Dude, fuck this team. Today's game against the Devil Jays (look at their damn uniforms and blame me for writing that) showcased a lot that's wrong with my team that is currently 14-14 in non-Yankees games and has lost 9 of its last 14 games.
Numero Uno: Terry Francona has run out of mulligans with me. I hate this man. 6th inning, one run game, and guess who comes sauntering out of the bullpen? Why it's New York Mets castoff and almost certain puppy-kicker Lenny Dinardo. On what planet does this move make sense? Schilling struggled but technically kept us in the game, and Francona went to the pitcher that ranks slightly above Mendoza and slightly below a bent tee-ball stand in effectiveness.
Terry Francona: You hurt, Schill?But we can't blame Francona or Dinardo entirely for tonight's Mets-esque meltdown. Every single pitcher we trotted out gave up at least one run. Looking on the bright side though, at least Embree didn't give up an EARNED run in his whopping 1/3 innings worth of work, due to some incredible defensive wizardry.
Schilling: Nah, my ankle is taped up tighter than the mouth of that hooker Metropolitan Mike keeps in his closet, and I'm walking the bases loaded before getting saved by a crap DP, but I'm fine
Francona: I still think you're out, you've thrown 104 pitches to labor through 5 innings. Hit the shower and wait for me
Schilling: Awwwww Skip!
Francona: YOU WAIT FOR ME OR I WON'T USE SOAP
Schilling: Maaaaan...
Francona: I hate baseball. Put in Mark Malaska to turn this game into a travesty.
Dave Wallace: Still going for that record of consecutive horribly scarring appearances by a worthless waiver pickup, eh? Don't you think it's a little early?
Francona: Good point. BRING ME LENNY DINARDO
Dinardo: *looks up for Mayor McCheese Mcdonald's coloring book* Huh? Me throw ball again?
Are the Sox the worst defensive team in baseall? I think they very well might be. Johnny Damon and Dinardo got the only official errors, however the Manny-Bellhorn-Crespo debacle that I will try the rest of my life to forget was probably the best display of heart and hustle ever. NOT! (Can you sense the frustration? That was sarcasm there! I'm never sarcastic!)
Hey SPEAKING of Cesar Crespo, want to see his numbers thus far this season? 50 ABs with a .191 AVG AND a .191 On-base%. That's right folks, in 50 plate appearances the bastard hasn't managed to work a single walk, or even get hit by a pitch. Does getting hit by a pitch count towards on-base%? Even if it doesn't, I'd still love to see the little man get his skull caved in, even if he's carried out to first on a stretcher and stranded by Dave McCarty striking out behind him.
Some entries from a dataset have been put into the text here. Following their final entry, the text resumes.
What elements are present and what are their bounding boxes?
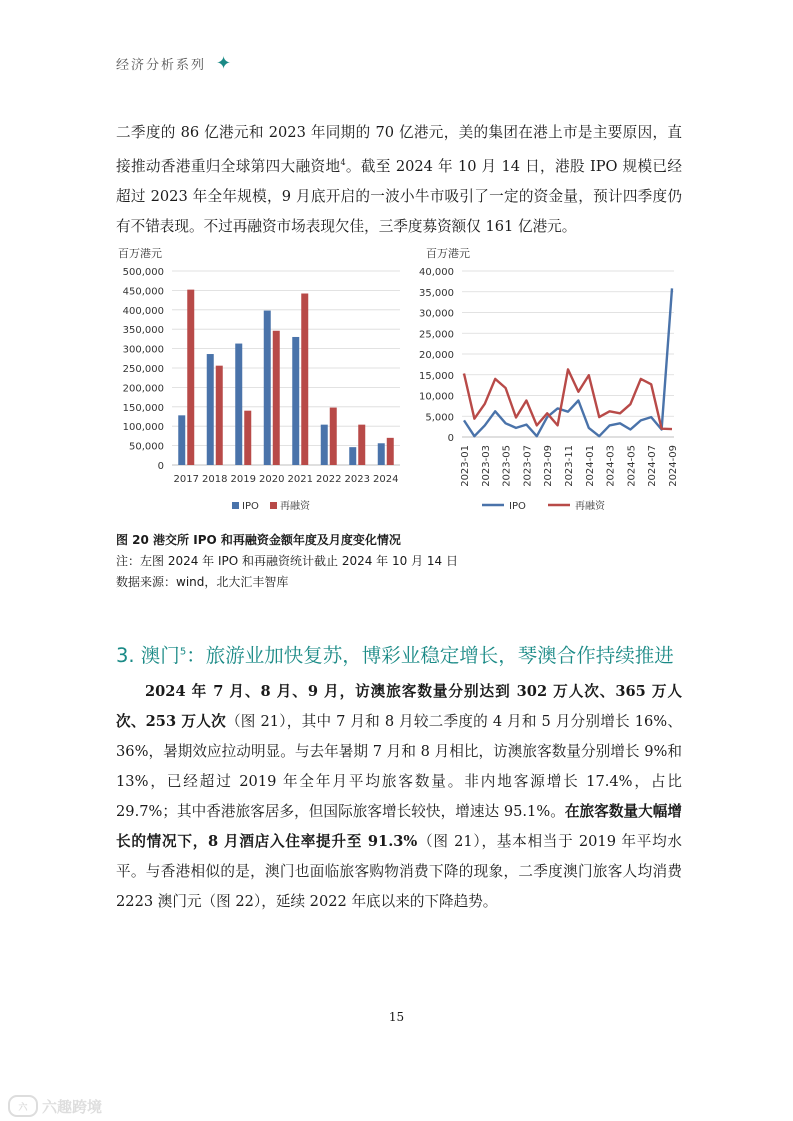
bar-x-tick: 2022 (316, 474, 342, 485)
bar-refinancing-2023 (358, 425, 365, 465)
line-x-tick: 2024-05 (626, 445, 638, 487)
line-y-tick: 0 (447, 433, 454, 444)
bar-refinancing-2020 (273, 331, 280, 465)
bar-y-tick: 450,000 (122, 286, 164, 298)
bar-x-tick: 2020 (259, 474, 285, 485)
bar-ipo-2023 (349, 447, 356, 465)
bar-y-tick: 50,000 (129, 441, 164, 453)
line-y-tick: 20,000 (419, 350, 454, 361)
bar-ipo-2018 (207, 354, 214, 465)
footnote-ref-4[interactable]: 4 (340, 158, 346, 167)
line-x-tick: 2024-09 (668, 445, 679, 487)
line-x-tick: 2023-09 (543, 445, 555, 487)
bar-y-tick: 400,000 (122, 305, 164, 317)
paragraph-2-bold-2: 在旅客数量大幅增长的情况下，8 月酒店入住率提升至 91.3% (116, 803, 682, 850)
section-title-b: ：旅游业加快复苏，博彩业稳定增长，琴澳合作持续推进 (186, 644, 674, 667)
watermark-text: 六趣跨境 (42, 1097, 103, 1116)
footnote-ref-5[interactable]: 5 (179, 646, 187, 658)
line-legend-label: 再融资 (575, 501, 605, 512)
line-x-tick: 2023-07 (522, 445, 534, 487)
line-chart-svg (410, 243, 690, 523)
page-header (116, 54, 231, 73)
bar-x-tick: 2017 (173, 474, 199, 485)
bar-y-tick: 0 (157, 461, 164, 472)
line-y-tick: 5,000 (425, 412, 454, 424)
line-y-tick: 30,000 (419, 308, 454, 320)
bar-y-tick: 250,000 (122, 364, 164, 375)
watermark-logo-icon: 六 (8, 1095, 38, 1117)
paragraph-1-text-2: 。截至 2024 年 10 月 14 日，港股 IPO 规模已经超过 2023 年全年规模，9 月底开启的一波小牛市吸引了一定的资金量，预计四季度仍有不错表现。不过再融资市场表现欠佳，三季度募资额仅 161 亿港元。 (116, 157, 682, 235)
bar-chart (116, 243, 416, 523)
watermark (8, 1095, 102, 1117)
bar-ipo-2020 (264, 311, 271, 465)
paragraph-2-text-1: （图 21），其中 7 月和 8 月较二季度的 4 月和 5 月分别增长 16%、36%，暑期效应拉动明显。与去年暑期 7 月和 8 月相比，访澳旅客数量分别增长 9%和 13%，已经超过 2019 年全年月平均旅客数量。非内地客源增长 17.4%，占比 29.7%；其中香港旅客居多，但国际旅客增长较快，增速达 95.1%。 (116, 713, 682, 820)
line-x-tick: 2023-11 (564, 445, 575, 487)
bar-y-tick: 350,000 (122, 325, 164, 337)
bar-refinancing-2017 (187, 290, 194, 465)
paragraph-1 (116, 118, 682, 242)
bar-ipo-2024 (378, 443, 385, 465)
line-series-ipo (464, 288, 672, 436)
line-x-tick: 2024-07 (647, 445, 659, 487)
bar-y-tick: 200,000 (122, 383, 164, 395)
bar-ipo-2019 (235, 344, 242, 465)
section-title-a: 3. 澳门 (116, 644, 180, 667)
bar-ipo-2017 (178, 415, 185, 465)
figure-note: 注：左图 2024 年 IPO 和再融资统计截止 2024 年 10 月 14 日 (116, 554, 458, 568)
paragraph-2-text-2: （图 21），基本相当于 2019 年平均水平。与香港相似的是，澳门也面临旅客购物消费下降的现象，二季度澳门旅客人均消费 2223 澳门元（图 22），延续 2022 年底以来的下降趋势。 (116, 833, 682, 910)
bar-legend-label: 再融资 (280, 501, 310, 512)
bar-ipo-2022 (321, 425, 328, 465)
line-y-tick: 10,000 (419, 391, 454, 403)
bar-refinancing-2024 (387, 438, 394, 465)
bar-refinancing-2022 (330, 408, 337, 465)
bar-x-tick: 2019 (230, 474, 256, 485)
bar-x-tick: 2018 (202, 474, 228, 485)
bar-y-tick: 100,000 (122, 422, 164, 434)
line-chart (410, 243, 690, 523)
line-x-tick: 2023-05 (501, 445, 513, 487)
line-x-tick: 2023-03 (480, 445, 492, 487)
bar-ipo-2021 (292, 337, 299, 465)
bar-y-tick: 500,000 (122, 267, 164, 278)
line-y-tick: 15,000 (419, 370, 454, 382)
bar-x-tick: 2023 (344, 474, 370, 485)
bar-legend-swatch-0 (232, 502, 239, 509)
figure-source: 数据来源：wind，北大汇丰智库 (116, 575, 289, 589)
bar-x-tick: 2021 (287, 474, 313, 485)
paragraph-1-text: 二季度的 86 亿港元和 2023 年同期的 70 亿港元，美的集团在港上市是主要原因，直接推动香港重归全球第四大融资地 (116, 124, 682, 175)
paragraph-2-bold-1: 2024 年 7 月、8 月、9 月，访澳旅客数量分别达到 302 万人次、365 万人次、253 万人次 (116, 683, 682, 730)
bar-unit-label: 百万港元 (118, 247, 162, 260)
bar-legend-swatch-1 (270, 502, 277, 509)
bar-legend-label: IPO (242, 501, 259, 512)
line-y-tick: 35,000 (419, 287, 454, 299)
line-y-tick: 40,000 (419, 267, 454, 278)
page-number: 15 (388, 1010, 405, 1024)
series-title: 经济分析系列 (116, 58, 207, 73)
bar-refinancing-2019 (244, 411, 251, 465)
bar-x-tick: 2024 (373, 474, 399, 485)
line-x-tick: 2024-01 (584, 445, 596, 487)
bar-y-tick: 150,000 (122, 402, 164, 414)
line-x-tick: 2024-03 (605, 445, 617, 487)
line-legend-label: IPO (509, 501, 526, 512)
bar-refinancing-2021 (301, 294, 308, 465)
bar-y-tick: 300,000 (122, 344, 164, 356)
bar-refinancing-2018 (216, 366, 223, 465)
line-x-tick: 2023-01 (460, 445, 471, 487)
section-heading (116, 640, 674, 668)
line-unit-label: 百万港元 (426, 247, 470, 260)
bar-chart-svg (116, 243, 416, 523)
figure-title: 图 20 港交所 IPO 和再融资金额年度及月度变化情况 (116, 533, 401, 547)
line-y-tick: 25,000 (419, 329, 454, 341)
paragraph-2 (116, 677, 682, 917)
four-point-star-icon: ✦ (216, 52, 232, 74)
Add that to his muscular .255 slugging% and you get a .447 OPS hitting machine. Or 50 at bats worth of wasted plate appearances, you know, whatever.
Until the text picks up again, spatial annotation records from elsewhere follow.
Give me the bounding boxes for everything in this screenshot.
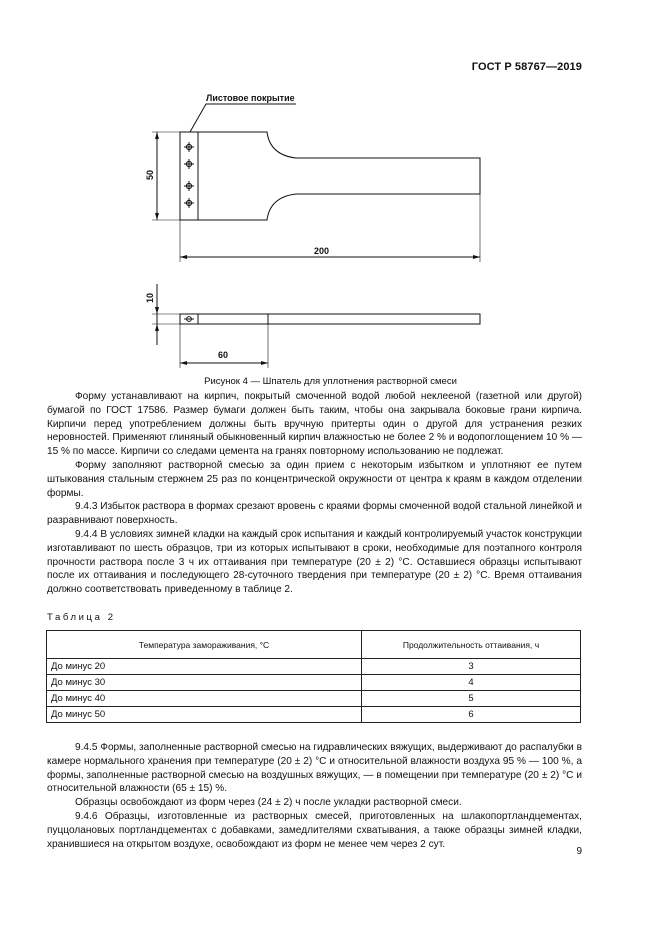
paragraph: 9.4.3 Избыток раствора в формах срезают вровень с краями формы смоченной водой стальной линейкой и разравнивают поверхность. [47,501,582,527]
temperature-cell: До минус 20 [47,659,362,675]
paragraph: 9.4.5 Формы, заполненные растворной смесью на гидравлических вяжущих, выдерживают до распалубки в камере нормального хранения при температуре (20 ± 2) °С и относительной влажности воздуха 95 % — 100 %, а формы, заполненные растворной смесью на воздушных вяжущих, — в помещении при температуре (20 ± 2) °С и относительной влажности (65 ± 15) %. [47,742,582,795]
spatula-drawing [0,0,661,372]
paragraph: 9.4.6 Образцы, изготовленные из растворных смесей, приготовленных на шлакопортландцементах, пуццолановых портландцементах с добавками, замедлителями схватывания, а также образцы зимней кладки, хранившиеся на открытом воздухе, освобождают из форм не менее чем через 2 сут. [47,810,582,850]
spatula-side-outline [180,314,480,324]
rivet-icon [184,198,194,208]
standard-number: ГОСТ Р 58767—2019 [471,61,582,73]
rivet-icon [184,159,194,169]
rivet-icon [184,181,194,191]
bottom-dimension-label: 60 [218,350,229,360]
table-row [47,691,581,707]
text-block-1 [47,390,582,597]
spatula-top-outline [180,132,480,220]
table-row [47,707,581,723]
paragraph: Образцы освобождают из форм через (24 ± 2) ч после укладки растворной смеси. [75,797,462,809]
column-header-temperature: Температура замораживания, °С [47,631,362,659]
paragraph: 9.4.4 В условиях зимней кладки на каждый срок испытания и каждый контролируемый участок конструкции изготавливают по шесть образцов, три из которых испытывают в сроки, необходимые для поэтапного контроля прочности раствора после 3 ч их оттаивания при температуре (20 ± 2) °С. Оставшиеся образцы испытывают после их оттаивания и последующего 28-суточного твердения при температуре (20 ± 2) °С. Время оттаивания должно соответствовать приведенному в таблице 2. [47,528,582,596]
callout-leader [190,104,296,132]
duration-cell: 5 [362,691,581,707]
table-caption: Таблица 2 [47,612,116,623]
rivet-icon [184,317,194,322]
callout-label: Листовое покрытие [206,93,295,103]
table-row [47,659,581,675]
thickness-dimension-label: 10 [145,292,155,303]
duration-cell: 6 [362,707,581,723]
paragraph: Форму устанавливают на кирпич, покрытый смоченной водой любой неклееной (газетной или другой) бумагой по ГОСТ 17586. Размер бумаги должен быть таким, чтобы она закрывала боковые грани кирпича. Кирпичи перед употреблением должны быть вручную притерты один о другой для устранения резких неровностей. Применяют глиняный обыкновенный кирпич влажностью не более 2 % и водопоглощением 10 % — 15 % по массе. Кирпичи со следами цемента на гранях повторному использованию не подлежат. [47,391,582,458]
rivet-icon [184,142,194,152]
figure-caption: Рисунок 4 — Шпатель для уплотнения растворной смеси [204,376,457,387]
duration-cell: 3 [362,659,581,675]
duration-cell: 4 [362,675,581,691]
length-dimension-label: 200 [314,246,330,256]
paragraph: Форму заполняют растворной смесью за один прием с некоторым избытком и уплотняют ее путем штыкования стальным стержнем 25 раз по концентрической окружности от центра к краям в каждом отделении формы. [47,459,582,499]
temperature-cell: До минус 40 [47,691,362,707]
table-row [47,675,581,691]
table-header-row [47,631,581,659]
thawing-time-table [46,630,581,723]
page-number: 9 [576,846,582,857]
temperature-cell: До минус 50 [47,707,362,723]
height-dimension-label: 50 [145,169,155,180]
temperature-cell: До минус 30 [47,675,362,691]
column-header-duration: Продолжительность оттаивания, ч [362,631,581,659]
text-block-2 [47,741,582,851]
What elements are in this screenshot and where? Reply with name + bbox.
Something is horribly, horribly wrong with this team. Last year people used to compare them to a beer leauge softball team. And it was an apt comparison in some ways, the laid-back attitude, ridiculous 13-9 victories, and Kevin Millar all fit the description to a "t". However lately we're actually PLAYING like one lately, and that's not so cool. No desire or balls to the wall mentality to be seen here, and at least those things won us a few dramatic games last year. (Did I just say "balls to the wall?" I did. What is this team doing to me) I swear, I can only watch Millar roaming right field like a confused dinosaur or Gabe Kapler weakly tap out to the shortstop 5 times a game because he's both starting the game somehow and not cutting down on his goddamn swing with 2 strikes so many times before I jump ship and become a Mariners fan. You think I've never considered it? I envy any team that doesn't make you vomit so hard your shoelaces come out of your mouth every time your SS is introduced. It's like when Mo would ask Curly to pick a finger behind his back; pick either Crespo or Pokey and you're still going to get poked in the eyes really fucking hard.